Three years later Frances answered a knock on her door. Standing there was one of her brothers; she had not seen him for twenty years since she was put into St. Joseph’s, and he had come from England to trace her. He had spent his childhood in the vast Industrial School in Artane, Dublin, and had tried desperately to keep in touch with his brothers and sisters. He had written a number of times to Frances in Cavan; buying the stamps with money he got from stealing eggs on the Artane farm. She never received these letters: outside contact with relatives was always discouraged.

 

And then, in November 1981, an article appeared in a Dublin newspaper about a woman who was trying to contact the nine children she had abandoned when she ran away to England to escape her violent husband. She had re-married but had never told her second husband about her past. Now that she was widowed, she felt free to find her children. She had talked to her parish priest about it and he suggested she should start her search by talking to a reporter from an Irish newspaper.

 

Frances was one of the nine children. The next morning she rushed into the newspaper office to find the reporter who had written the story. He had her mother’s telephone number in England. ‘Why don’t you ring her now?’ he asked.

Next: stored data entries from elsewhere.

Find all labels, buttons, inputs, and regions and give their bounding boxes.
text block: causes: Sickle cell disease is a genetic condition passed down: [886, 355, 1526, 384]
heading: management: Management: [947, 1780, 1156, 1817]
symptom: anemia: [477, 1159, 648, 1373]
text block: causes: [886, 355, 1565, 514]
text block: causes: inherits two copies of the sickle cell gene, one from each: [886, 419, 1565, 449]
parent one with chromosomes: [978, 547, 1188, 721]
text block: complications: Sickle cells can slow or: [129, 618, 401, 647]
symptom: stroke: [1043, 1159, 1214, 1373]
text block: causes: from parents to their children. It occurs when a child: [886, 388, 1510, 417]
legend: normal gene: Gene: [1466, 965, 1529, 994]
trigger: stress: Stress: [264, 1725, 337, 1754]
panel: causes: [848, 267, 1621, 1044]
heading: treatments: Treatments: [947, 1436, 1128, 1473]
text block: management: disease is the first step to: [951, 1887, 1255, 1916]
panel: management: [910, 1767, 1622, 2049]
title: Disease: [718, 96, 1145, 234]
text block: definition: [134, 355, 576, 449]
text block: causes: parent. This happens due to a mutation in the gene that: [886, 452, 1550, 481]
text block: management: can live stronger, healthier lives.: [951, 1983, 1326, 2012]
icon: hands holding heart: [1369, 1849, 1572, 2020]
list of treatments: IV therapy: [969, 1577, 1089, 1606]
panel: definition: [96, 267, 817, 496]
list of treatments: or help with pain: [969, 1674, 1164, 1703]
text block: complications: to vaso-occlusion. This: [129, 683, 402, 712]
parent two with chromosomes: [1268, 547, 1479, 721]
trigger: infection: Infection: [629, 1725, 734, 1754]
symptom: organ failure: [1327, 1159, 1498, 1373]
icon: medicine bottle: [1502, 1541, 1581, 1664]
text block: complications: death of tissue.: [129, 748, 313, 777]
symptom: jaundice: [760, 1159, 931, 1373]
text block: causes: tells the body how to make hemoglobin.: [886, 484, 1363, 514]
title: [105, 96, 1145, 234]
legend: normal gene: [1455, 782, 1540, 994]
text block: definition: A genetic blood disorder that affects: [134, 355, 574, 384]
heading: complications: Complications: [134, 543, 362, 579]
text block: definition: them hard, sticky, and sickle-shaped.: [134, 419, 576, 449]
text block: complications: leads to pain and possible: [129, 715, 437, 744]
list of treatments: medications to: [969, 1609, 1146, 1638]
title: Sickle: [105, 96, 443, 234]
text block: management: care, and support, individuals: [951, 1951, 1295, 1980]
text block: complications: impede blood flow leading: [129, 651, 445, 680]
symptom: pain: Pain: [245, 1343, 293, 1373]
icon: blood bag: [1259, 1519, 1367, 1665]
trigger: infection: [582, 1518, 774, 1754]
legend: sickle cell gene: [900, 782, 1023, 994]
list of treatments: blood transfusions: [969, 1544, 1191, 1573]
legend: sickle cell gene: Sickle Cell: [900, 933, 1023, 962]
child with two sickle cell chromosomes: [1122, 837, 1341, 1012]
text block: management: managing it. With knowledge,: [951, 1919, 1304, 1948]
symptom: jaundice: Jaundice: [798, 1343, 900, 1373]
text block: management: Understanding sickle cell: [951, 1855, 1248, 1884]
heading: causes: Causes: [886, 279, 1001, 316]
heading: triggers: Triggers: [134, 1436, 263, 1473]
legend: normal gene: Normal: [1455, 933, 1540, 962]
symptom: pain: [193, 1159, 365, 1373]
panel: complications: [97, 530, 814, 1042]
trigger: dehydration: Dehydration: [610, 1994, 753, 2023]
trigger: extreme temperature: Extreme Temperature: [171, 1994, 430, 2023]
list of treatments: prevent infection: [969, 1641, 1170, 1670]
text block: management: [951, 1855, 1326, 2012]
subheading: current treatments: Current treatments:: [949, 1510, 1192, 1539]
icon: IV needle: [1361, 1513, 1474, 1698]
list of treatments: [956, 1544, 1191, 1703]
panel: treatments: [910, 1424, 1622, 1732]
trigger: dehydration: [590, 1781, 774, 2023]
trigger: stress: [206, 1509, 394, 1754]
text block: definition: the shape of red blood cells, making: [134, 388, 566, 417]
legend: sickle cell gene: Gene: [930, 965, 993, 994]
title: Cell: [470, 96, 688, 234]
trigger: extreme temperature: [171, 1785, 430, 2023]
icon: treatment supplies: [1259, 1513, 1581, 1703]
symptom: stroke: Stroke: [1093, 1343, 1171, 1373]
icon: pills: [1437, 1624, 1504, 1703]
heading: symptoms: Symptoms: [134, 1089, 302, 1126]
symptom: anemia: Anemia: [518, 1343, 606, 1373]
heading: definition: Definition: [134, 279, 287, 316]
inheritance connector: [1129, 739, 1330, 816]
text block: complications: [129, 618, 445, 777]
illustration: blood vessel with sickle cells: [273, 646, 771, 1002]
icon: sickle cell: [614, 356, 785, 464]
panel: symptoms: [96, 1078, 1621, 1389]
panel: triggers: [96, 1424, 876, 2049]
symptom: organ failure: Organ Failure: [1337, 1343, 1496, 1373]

She picked up the telephone, dialled the number and spoke to the mother she had not heard from nor seen for thirty years. Her mother’s voice was choked with tears. She wanted to come home, she said. She wanted to sell her house and live in Ireland with her children around her.

 

Two weeks later she came to Dublin and stayed with Frances. She was a thin woman with tidy gray hair. She said that Frances’ father had been a brutal, violent man, and she described how he had once taken his son’s pet mouse and held it over the fire until it burnt to death. She said she had ten children and three miscarriages in thirteen years. One of the children had died. They were so poor that they slept on straw and she had to beg for food. When she found her husband molesting her eldest daughter she decided to run away because then the authorities would have to take responsibility for the children and they would be better off.

Frances couldn’t accept that: ‘I didn’t see why she shouldn’t know what it was like for us’ she said later. She told her mother about her childhood in St. Joseph’s: about the beatings, the loneliness, the despair. Her mother cried and said she had no idea it would be like that.